The bitter and the sweet

Today I have come to tears three times.

Once this morning having coffee with a friend - she was telling me about a program she had heard on the radio with Anne Grahm Lotz.  She described vividly Heaven and Hell based on what the Bible says.  What got me was my friend telling me how Lotz described Hell - "weeping and gnashing of teeth", she said must have been pain equivalent to child birth, or worse-for all eternity- and the feeling of falling in darkness never to land - forever.  I teared up - I don't want that for anybody.  That thoughts of anybody suffering in Hell would bring me to tears more often and motivate me to speak the Gospel boldly!  Can I love someone enough to get over myself and my own insecurities - does Hell as a reality motivate me to tell others about Jesus???

I was brought to tears again tonight as we were doing family worship - twice.  First as John was reading A Walk with Christ to the Cross by Dawson McAllister.  John has had a whole set of Dawson stuff since his high school days, when he was taken through the studies, and has carried it with him from place to place all these years waiting for the time to take our kids through them.  He was reading of the beating of Jesus and then on to the crucifixion - the terror of it, the horror, the agony.  Unbelievable agony unlike any I could imagine, except I found myself trying to imagine it and I was brought to tears because in my mind it was horrendous and frightening and yet, it happened -and for a purpose - to reconcile a people running from God, to God.

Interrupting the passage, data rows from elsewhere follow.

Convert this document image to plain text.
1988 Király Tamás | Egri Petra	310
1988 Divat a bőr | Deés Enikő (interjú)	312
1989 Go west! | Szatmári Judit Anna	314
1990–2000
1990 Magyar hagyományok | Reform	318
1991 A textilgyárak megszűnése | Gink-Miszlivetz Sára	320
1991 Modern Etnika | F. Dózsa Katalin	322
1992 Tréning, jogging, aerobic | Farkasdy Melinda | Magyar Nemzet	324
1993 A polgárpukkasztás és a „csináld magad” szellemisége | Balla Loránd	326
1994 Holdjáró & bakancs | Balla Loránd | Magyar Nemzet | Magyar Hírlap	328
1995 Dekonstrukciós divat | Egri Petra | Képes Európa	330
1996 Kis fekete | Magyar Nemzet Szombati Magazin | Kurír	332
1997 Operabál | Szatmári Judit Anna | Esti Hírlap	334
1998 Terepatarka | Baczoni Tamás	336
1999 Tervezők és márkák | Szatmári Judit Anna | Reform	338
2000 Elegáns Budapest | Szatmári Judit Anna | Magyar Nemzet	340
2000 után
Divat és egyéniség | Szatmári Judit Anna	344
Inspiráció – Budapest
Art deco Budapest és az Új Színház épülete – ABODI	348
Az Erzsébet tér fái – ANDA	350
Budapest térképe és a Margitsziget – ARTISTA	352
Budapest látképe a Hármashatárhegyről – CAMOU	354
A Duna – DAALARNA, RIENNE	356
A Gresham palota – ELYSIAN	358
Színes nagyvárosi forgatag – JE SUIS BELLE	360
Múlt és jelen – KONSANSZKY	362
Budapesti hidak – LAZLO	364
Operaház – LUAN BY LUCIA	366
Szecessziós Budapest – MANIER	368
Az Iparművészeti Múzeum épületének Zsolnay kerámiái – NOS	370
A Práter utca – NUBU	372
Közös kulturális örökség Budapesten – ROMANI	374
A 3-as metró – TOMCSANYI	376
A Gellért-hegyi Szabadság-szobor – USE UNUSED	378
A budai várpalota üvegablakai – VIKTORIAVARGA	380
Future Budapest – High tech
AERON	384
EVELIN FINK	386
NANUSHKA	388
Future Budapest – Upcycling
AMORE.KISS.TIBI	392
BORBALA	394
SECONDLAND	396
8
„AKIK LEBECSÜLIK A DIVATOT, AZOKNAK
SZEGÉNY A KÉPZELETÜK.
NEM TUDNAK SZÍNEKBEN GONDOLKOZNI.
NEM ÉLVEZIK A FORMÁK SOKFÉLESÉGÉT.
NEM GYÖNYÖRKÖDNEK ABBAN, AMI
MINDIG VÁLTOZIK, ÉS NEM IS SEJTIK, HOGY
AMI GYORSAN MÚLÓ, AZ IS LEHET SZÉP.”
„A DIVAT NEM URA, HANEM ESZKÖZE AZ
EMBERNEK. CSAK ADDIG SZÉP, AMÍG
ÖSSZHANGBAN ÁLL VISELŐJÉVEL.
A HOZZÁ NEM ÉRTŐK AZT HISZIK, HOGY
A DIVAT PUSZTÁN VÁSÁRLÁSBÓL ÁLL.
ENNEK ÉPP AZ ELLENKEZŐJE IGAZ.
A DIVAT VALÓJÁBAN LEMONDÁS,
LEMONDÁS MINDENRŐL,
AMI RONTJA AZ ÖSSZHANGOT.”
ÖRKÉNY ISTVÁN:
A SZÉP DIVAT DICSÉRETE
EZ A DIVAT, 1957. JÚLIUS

The final tears came as we sang these words:

I’m forgiven because You were forsaken
I’m accepted, You were condemned
I’m alive and well, Your Spirit lives within me
Because You died and rose again

Amazing love, how can it be
That You, my King, should die for me?
Amazing love, I know it’s true
It’s my joy to honor You
In all I do, I honor You

You are my King
You are my King
Jesus, You are my King
You are my King

In all I do, to honor You,
In all I do, Let me honor You.


I must admit that until today, Easter had not been on my mind - it has been a full and difficult couple of months and my mind has been anything but clear.  But today - and I am so thankful - today my mind was brought back to clarity, and thankfulness, and undeserved forgiveness and grace.

Today,  I tasted the bitterness of the cross and the sweetness of reconciliation.

HE IS RISEN!
HE IS RISEN INDEED!

To God be the glory.

4 comments:

Nan said...

Amen, my sister. He is risen indeed!

Praying for you...

Caroline said...

Thanks for sharing this, Heather.

Dad F. said...

Thanks for sharing too Heather. Wish we could be there for amazing times like these!

Texana said...

That was a very special family time and I am very glad I was there to share it. You and John are doing a fantastic job of teaching your children how to lead Christ-centered lives.